The Towson native had a master’s degree in music composition from the Peabody Conservatory and in 1993 founded the Baltimore Composers Forum, a group created to support local composers.

Schlitz says he believes Culbertson’s interest in obscure and neglected music was a function of her personality.

“Dawn didn’t fit in a lot of places in life. She was one of these people who was so quirky that people could find her standoffish, or kind of scary, and a lot of times she had a lot of melancholy,” he says. “She didn’t mix well in a crowd. But in [Vox Asylum] she really fit in well, maybe because we were all crazy.”


 A lifelong sense of being a misfit made Culbertson a natural advocate of myriad alternative scenes, her sister says.

“That’s why she founded the Baltimore Composers Forum. I think there was this sense of advocacy or justice, of promoting things that got left behind, because I think that’s how she experienced herself,” Terry Culbertson says. “Sort of left behind or not understood.”

Her empathy for fellow struggling artists found expression in her art and music criticism. She contributed to
Baltimore OUTLoud, the Afro-American, the now-defunct Alternative, Link, Radar, and City Paper, among others.

“Musicians can be pretty catty about each other, but Dawn as a critic was very honest and generous,” Schlitz recalls. “She never felt like she had the right to crush somebody. She was a very kind critic, although critics by nature are not always kind.”

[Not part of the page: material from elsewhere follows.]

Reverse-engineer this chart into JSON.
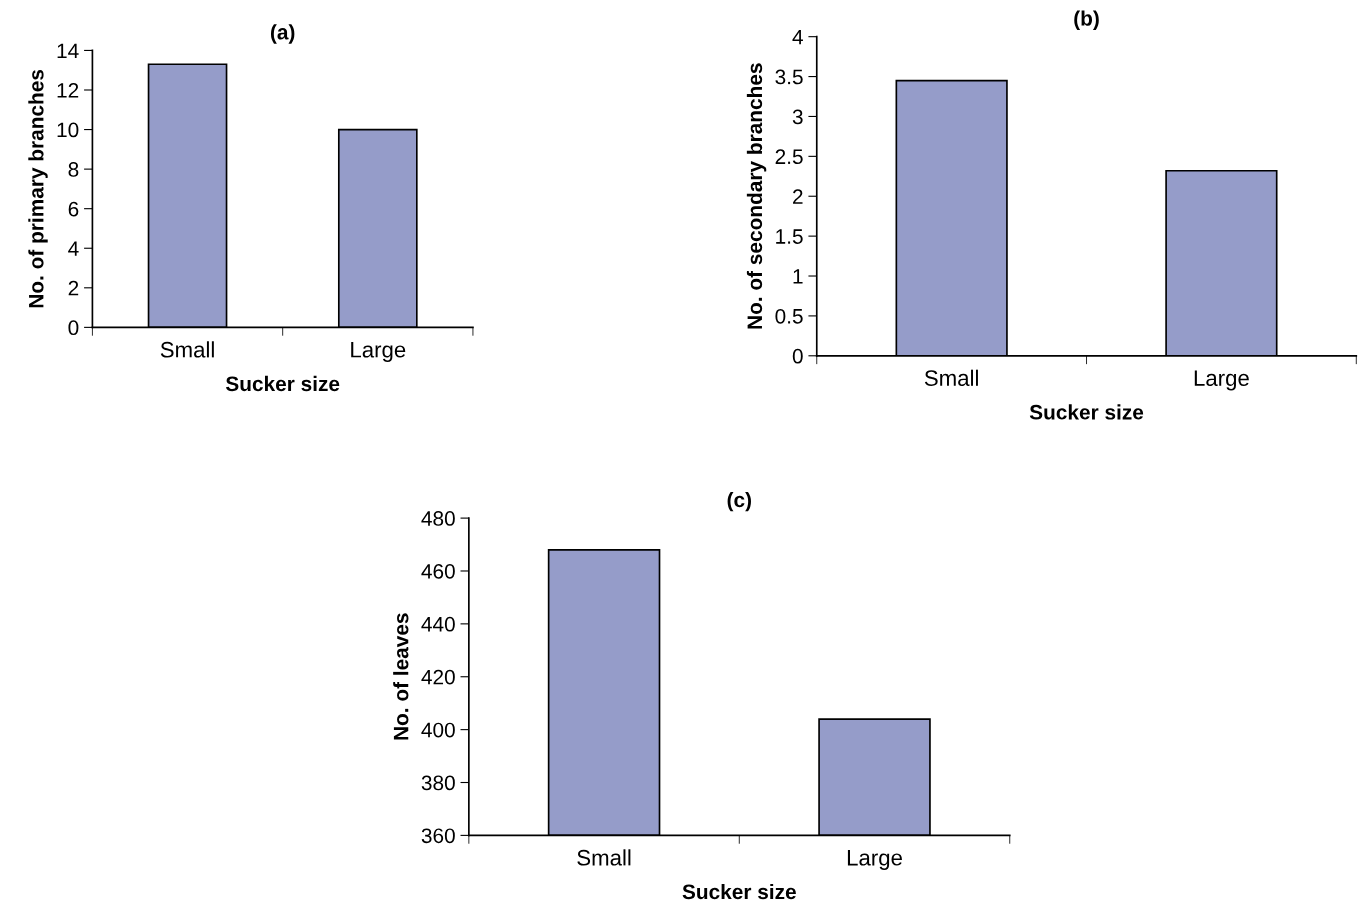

Culbertson’s ubiquity at events around town will be particularly missed, says David Crandall, who worked with Culbertson while he was an editor at
Link and Radar.

“My reading of Baltimore is that people tend to stick to their own social groupings,” he says, “but she was everywhere. I can’t think of another individual in Baltimore who bridged more communities than she did.”

Though she celebrated the alternative in art and music, Beaudouin describes Culbertson as an essentially central figure. “She really was the kind of axis or point of intersection for all these groups,” he says. “Their edges would not have touched had it not been for Dawn’s presence.”

Baltimore artists and audiences will have another opportunity to be brought together by Culbertson at a memorial service Dec. 12 at the North Baltimore Mennonite Church in Roland Park. The 4 p.m. service will be followed by a potluck and an English country dance.

A new recording of her music will also be available there, with proceeds going to establish the D.C. Culbertson Memorial Fund, which will underwrite performances by local composers, as well as provide financial support to struggling artists.